Die Bezeichnung "Aelteste Volkstedter" bezieht sich nach dem relevanten Verbraucherverständnis nicht nur auf eine rein firmenmäßige Bezeichnung einer bestimmten Porzellanmanufaktur, deren Gründungsort ein anderer gewesen sein könnte. Dies folgt auch nicht aus dem Umstand, dass sich die Firmenbezeichnung "Aelteste Volkstedter" erst in der zweiten Hälfte des 19. Jahrhunderts herausgebildet hat, als es zu mehrfachen Neugründungen von Porzellanmanufakturen am Ort Volkstedt gekommen war. Die Argumentation des Landgerichts, in Bezug auf die "Aelteste Volkstedter" würde der Produktionsstätte keine besondere Bedeutung beigemessen, überzeugt nicht. Wäre die Tradition allein auf die Person des Heinrich Macheleid bezogen, dann hätten die Rechtsvorgänger der Beklagten eine andere Manufakturbezeichnung (z.B. "Macheleid'sche") gewählt. So aber wird die Verbindung zu einem bestimmten Ort gerade deswegen gewählt, weil dort die Produktionsstätte errichtet wurde, losgelöst davon, ob an diesem Ort z.B. Rohstoffvorräte oder besonders geschulte Mitarbeiter vorhanden waren. Die Beklagte verwendet Gründungsdatum und Ortsangabe auch ohne Trennung und ohne Bezug auf eine möglicherweise an einem anderen Ort (hier: Sitzendorf) begründete Tradition. Die Auffassung des Landgerichts, die Jahreszahl 1760 finde wegen des Gründungsjahres ohne Bezug auf den Produktionsort Volkstedt Verwendung, ist schließlich auch gerade im Lichte des geschilderten Verbraucherverständnisses und der andernorts geübten Praxis (vgl. dazu beispielhaft nachfolgend unter c) zu Fürstenberg) nicht überzeugend.

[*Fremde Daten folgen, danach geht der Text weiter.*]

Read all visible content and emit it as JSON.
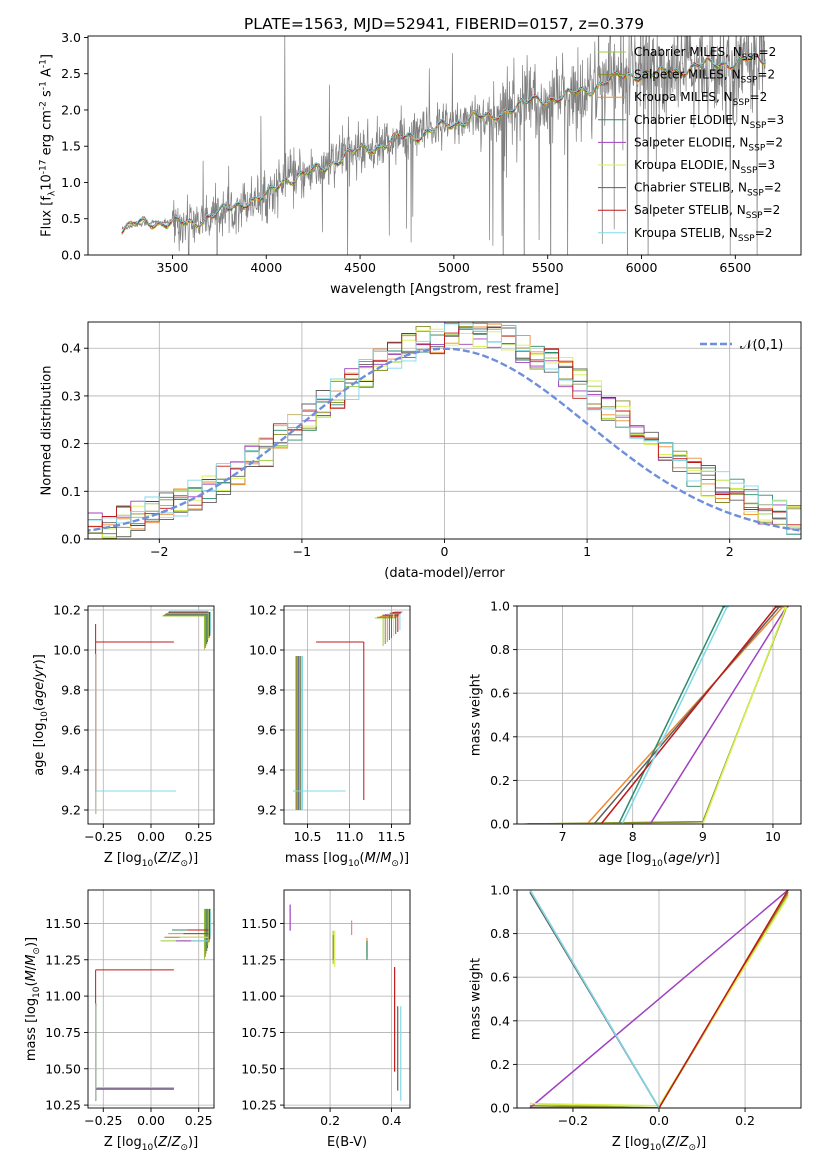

c) Dass das Verbraucherverständnis, wie es der Senat zugrunde legt, zutreffend ist, zeigt sich auch in der Praxis der Porzellanmanufakturen und spiegelt sich in Aufsätzen aus der Fachliteratur wieder: Privilegerteilung und Produktionsbeginn werden stets zumindest gleichrangig ermittelt und erwähnt; ohne den Beginn einer Porzellanherstellung wird von einer an einem bestimmten Ort gegründeten Manufaktur nicht gesprochen. Beispielhaft deutlich wird dies z.B. an der Meißener Porzellanmanufaktur: Johann Friedrich Böttger hatte allgemeinen Quellen zufolge die (Wieder-​)Erfindung des Porzellans bereits 1708 bewerkstelligt. Eine Privilegerteilung schied bei dem in Schutzhaft befindlichen Boettger aus. Da jedoch erst 1710 die entsprechende Porzellanmanufaktur als Betriebsstätte auf der Meißener Albrechtsburg gegründet wurde, gilt unbestritten 1710 als das Gründungsjahr der Meißener Manufaktur. Auch andere im 18. Jahrhundert entstandene und bis heute bestehende Manufakturen bezeichnen mit der Angabe ihres Gründungsdatums die Begründung einer Manufaktur zumindest auch im Sinne eines Produktionsbeginns und in einer bestimmten Produktionsstätte. Das gilt für Fürstenberg, weil der Herzog von Braunschweig im Jahre 1747 das herzogliche Schloss Fürstenberg zur Betriebsstätte der zuvor möglicherweise andernorts schon vorbereitend tätigen Manufaktur bestimmte. Teilweise fallen die Erteilung eines Privilegs und der Beginn der Herstellung von Porzellan in einer bestimmten Produktionsstätte auch zusammen (jeweils nach Fritzsche, Keramos 2008, 3 ff.): In Wien begann 1718 nach Privilegerteilung die Produktion im gräflich Kufsteinschen Hause mit zehn Arbeitern und einem Brennofen. In Höchst begann die Produktion 1746 im selben Jahre wie die Privilegerteilung nach Niederlegung eines Gesellschaftsvertrages. Dies ändert jedoch nichts daran, dass der Beginn der Porzellanherstellung in der Manufaktur des genannten Ortes von gleichrangiger Bedeutung ist.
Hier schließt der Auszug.